Lighthousekeeping · 22/05/2014 01:33

That's it really. After 15 years she still goes on about him. I don't know how but my relationship with him and that side of the family has gone. I hear from him now and again. I'm going to be in granny's town next week. She will be too. I've got to go and see my dad's side it would be wrong not to. What do I say to them? It's not like I was a child when he broke free yet, my loyalty is somewhat still on her side. To her that is. I feel sick. My granny hasn't seen me for twenty years, how screwed up is that?

OP posts:
Wrapdress · 22/05/2014 02:08

I didn't have trouble keeping in touch with dad's side of the family although mom talks bad about them non-stop. It's not been a problem even though I am NC with my dad. I don't need either one of them to reach out to aunts, uncles, cousins, etc.
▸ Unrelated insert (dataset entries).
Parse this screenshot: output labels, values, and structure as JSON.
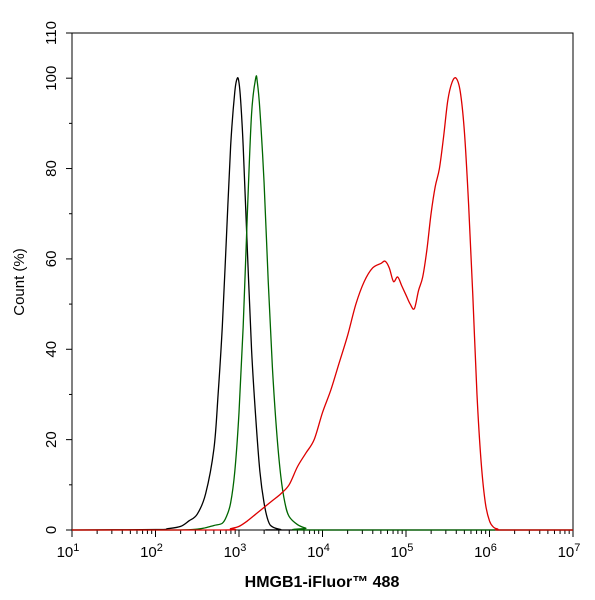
{
  "chart_data": {
    "type": "line",
    "title": "",
    "xlabel": "HMGB1-iFluor™ 488",
    "ylabel": "Count  (%)",
    "xscale": "log",
    "xlim": [
      10,
      10000000
    ],
    "ylim": [
      0,
      110
    ],
    "x_ticks": [
      {
        "base": "10",
        "exp": "1"
      },
      {
        "base": "10",
        "exp": "2"
      },
      {
        "base": "10",
        "exp": "3"
      },
      {
        "base": "10",
        "exp": "4"
      },
      {
        "base": "10",
        "exp": "5"
      },
      {
        "base": "10",
        "exp": "6"
      },
      {
        "base": "10",
        "exp": "7"
      }
    ],
    "y_ticks": [
      "0",
      "20",
      "40",
      "60",
      "80",
      "100",
      "110"
    ],
    "grid": false,
    "legend": "none",
    "series": [
      {
        "color": "#000000",
        "x": [
          10,
          100,
          141,
          200,
          251,
          316,
          398,
          501,
          562,
          631,
          708,
          794,
          891,
          955,
          1000,
          1047,
          1122,
          1259,
          1413,
          1585,
          1778,
          1995,
          2239,
          2512,
          3162,
          3981,
          10000000
        ],
        "y": [
          0,
          0.1,
          0.3,
          0.8,
          2,
          3.5,
          8,
          18,
          30,
          45,
          65,
          85,
          97,
          100,
          99,
          95,
          85,
          62,
          40,
          25,
          13,
          6,
          2,
          0.7,
          0.1,
          0,
          0
        ]
      },
      {
        "color": "#006600",
        "x": [
          10,
          158,
          316,
          398,
          501,
          631,
          708,
          794,
          891,
          1000,
          1122,
          1259,
          1413,
          1585,
          1660,
          1778,
          1995,
          2239,
          2512,
          2818,
          3162,
          3548,
          3981,
          5012,
          6310,
          7943,
          10000000
        ],
        "y": [
          0,
          0,
          0.2,
          0.5,
          1,
          1.5,
          3,
          6,
          13,
          26,
          45,
          70,
          92,
          100,
          99,
          93,
          77,
          55,
          36,
          22,
          12,
          6,
          3,
          1.2,
          0.4,
          0,
          0
        ]
      },
      {
        "color": "#dd0000",
        "x": [
          10,
          631,
          794,
          1000,
          1259,
          1585,
          1995,
          2512,
          3162,
          3981,
          5012,
          6310,
          7943,
          10000,
          12589,
          15849,
          19953,
          25119,
          31623,
          39811,
          50119,
          56234,
          63096,
          70795,
          79433,
          89125,
          100000,
          112202,
          125893,
          141254,
          158489,
          177828,
          199526,
          223872,
          251189,
          281838,
          316228,
          354813,
          398107,
          446684,
          501187,
          562341,
          630957,
          707946,
          794328,
          891251,
          1000000,
          1122018,
          1258925,
          1412538,
          10000000
        ],
        "y": [
          0,
          0,
          0.3,
          0.8,
          2,
          3.5,
          5,
          6.5,
          8,
          10,
          14,
          17,
          20,
          26,
          31,
          37,
          43,
          50,
          55,
          58,
          59,
          59.5,
          58,
          55,
          56,
          54,
          52,
          50,
          49,
          53,
          56,
          62,
          70,
          76,
          80,
          87,
          95,
          99,
          100,
          97,
          88,
          72,
          52,
          30,
          15,
          6,
          2,
          0.6,
          0.2,
          0,
          0
        ]
      }
    ]
  }
}
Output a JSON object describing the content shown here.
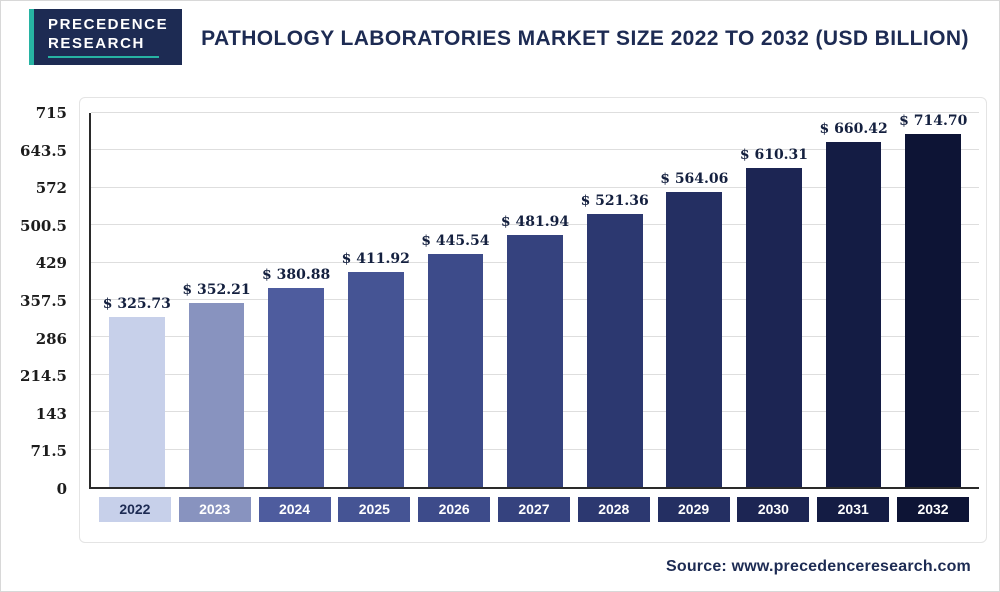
{
  "logo": {
    "line1": "PRECEDENCE",
    "line2": "RESEARCH"
  },
  "header": {
    "title": "PATHOLOGY LABORATORIES MARKET SIZE 2022 TO 2032 (USD BILLION)"
  },
  "footer": {
    "source": "Source: www.precedenceresearch.com"
  },
  "accent_colors": {
    "navy": "#1d2b53",
    "teal": "#27b3a3"
  },
  "chart_data": {
    "type": "bar",
    "title": "PATHOLOGY LABORATORIES MARKET SIZE 2022 TO 2032 (USD BILLION)",
    "unit": "USD Billion",
    "categories": [
      "2022",
      "2023",
      "2024",
      "2025",
      "2026",
      "2027",
      "2028",
      "2029",
      "2030",
      "2031",
      "2032"
    ],
    "values": [
      325.73,
      352.21,
      380.88,
      411.92,
      445.54,
      481.94,
      521.36,
      564.06,
      610.31,
      660.42,
      714.7
    ],
    "value_labels": [
      "$ 325.73",
      "$ 352.21",
      "$ 380.88",
      "$ 411.92",
      "$ 445.54",
      "$ 481.94",
      "$ 521.36",
      "$ 564.06",
      "$ 610.31",
      "$ 660.42",
      "$ 714.70"
    ],
    "bar_colors": [
      "#c7d0ea",
      "#8893bf",
      "#4e5c9e",
      "#455494",
      "#3d4b8a",
      "#35427e",
      "#2c3870",
      "#242f62",
      "#1c2553",
      "#141c44",
      "#0d1435"
    ],
    "x_label_text_colors": [
      "#1d2b53",
      "#ffffff",
      "#ffffff",
      "#ffffff",
      "#ffffff",
      "#ffffff",
      "#ffffff",
      "#ffffff",
      "#ffffff",
      "#ffffff",
      "#ffffff"
    ],
    "ylim": [
      0,
      715
    ],
    "yticks": [
      "0",
      "71.5",
      "143",
      "214.5",
      "286",
      "357.5",
      "429",
      "500.5",
      "572",
      "643.5",
      "715"
    ],
    "grid": true,
    "legend": "none",
    "xlabel": "",
    "ylabel": ""
  }
}
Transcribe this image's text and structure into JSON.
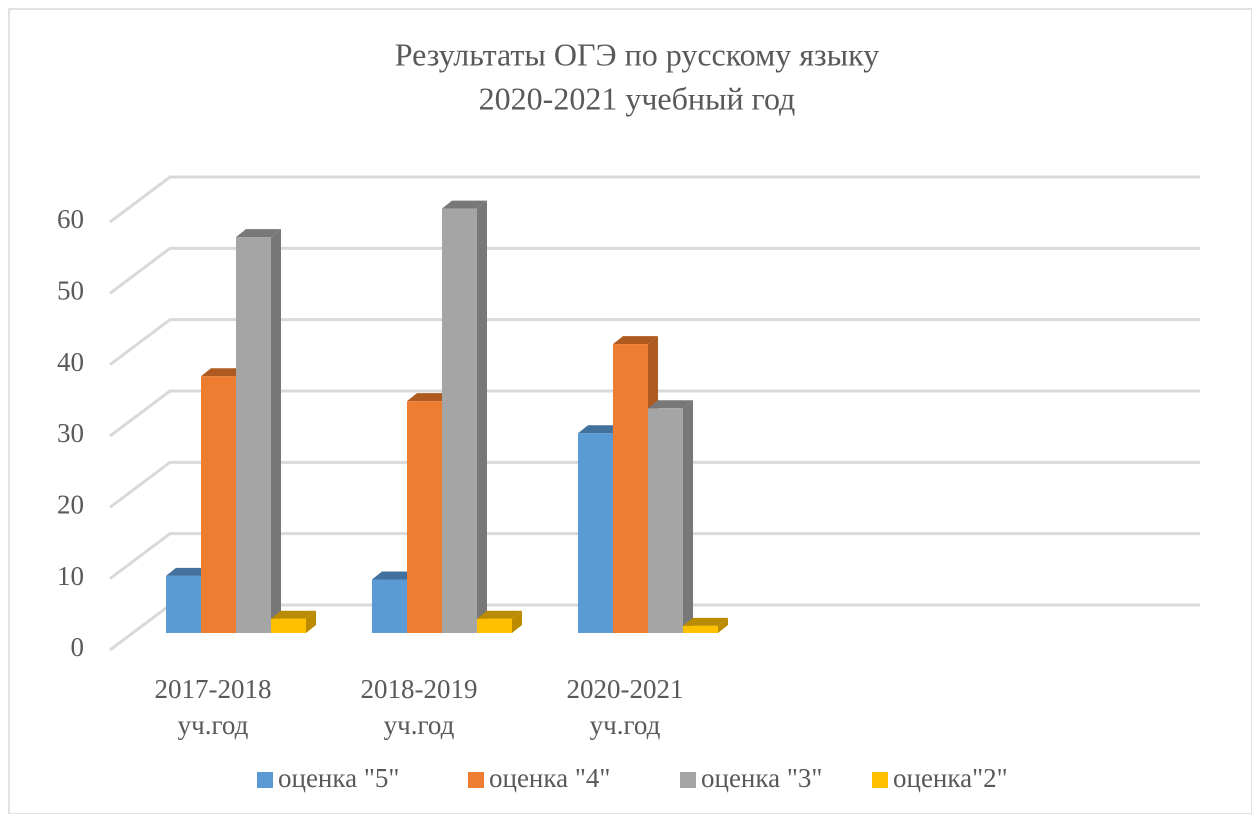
{
  "chart_data": {
    "type": "bar3d",
    "title": "Результаты ОГЭ по русскому языку",
    "subtitle": "2020-2021 учебный год",
    "categories": [
      "2017-2018 уч.год",
      "2018-2019 уч.год",
      "2020-2021 уч.год",
      null,
      null
    ],
    "series": [
      {
        "name": "оценка \"5\"",
        "color": "#5b9bd5",
        "side": "#41719c",
        "values": [
          8,
          7.5,
          28,
          null,
          null
        ]
      },
      {
        "name": "оценка \"4\"",
        "color": "#ed7d31",
        "side": "#ae5a21",
        "values": [
          36,
          32.5,
          40.5,
          null,
          null
        ]
      },
      {
        "name": "оценка \"3\"",
        "color": "#a5a5a5",
        "side": "#787878",
        "values": [
          55.5,
          59.5,
          31.5,
          null,
          null
        ]
      },
      {
        "name": "оценка\"2\"",
        "color": "#ffc000",
        "side": "#bc8c00",
        "values": [
          2,
          2,
          1,
          null,
          null
        ]
      }
    ],
    "ylim": [
      0,
      60
    ],
    "yticks": [
      0,
      10,
      20,
      30,
      40,
      50,
      60
    ],
    "grid": true,
    "legend": "bottom"
  }
}
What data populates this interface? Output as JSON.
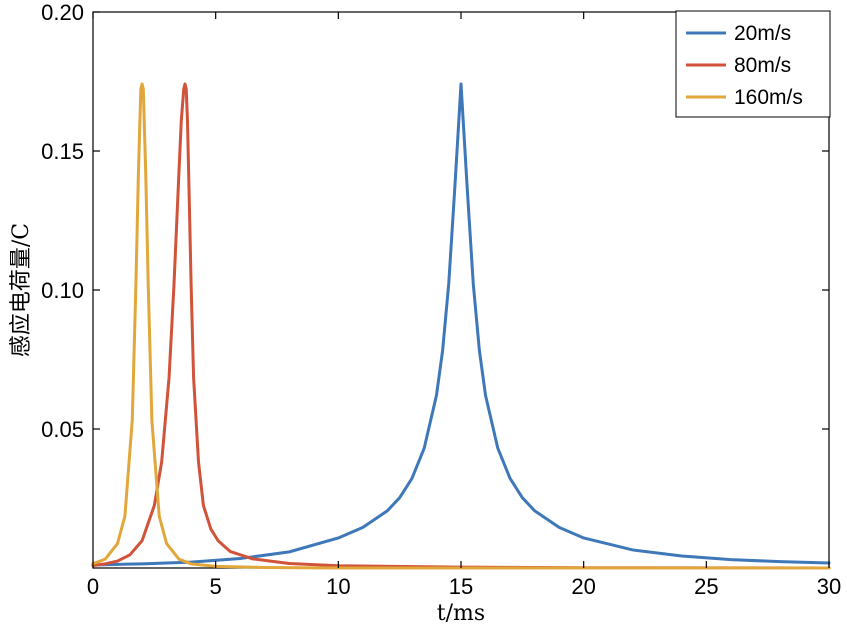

Aussiebean · 22/05/2014 03:58

You don't need permission. You just go, and you don't need mention it to your mum.

As for what to say to them, just say, it is a shame it has been so long. I would love to hear all about what ha seen happening and be open to telling them about you.

happystory · 22/05/2014 06:15

It sounds like you would like to see your granny. I think you should. I am the same as wrapdress, I don't see my father but have managed to maintain a lovely relationship with my aunt, uncle and cousins. It's very important to me and sounds like it is to you too.

CogitoErgoSometimes · 22/05/2014 06:23

When you have two parents, unless the reason for the break-up was some kind of terrible abuse, there isn't much place for loyalties. Whatever happened between them, no-one should be expecting you to take sides.

BosieDufflecoat · 22/05/2014 08:24

My parents still go on about it after 40. Toxic mother never misses an opportunity to talk about how horrible and unattractive my father is, and to liken me to him, and my father refers to my mother as a witch.

I've been accused of taking sides before and my response is always "I'm on my side." My side is a far more reasonable place to be than either of theirs.

Lighthousekeeping · 22/05/2014 09:25

What's strange about this situation is that normally she never stops asking about him to my brother and sister, she's become strangely quiet on the subject. I've even mentioned that I'm hanging around for afew days. No reaction at all.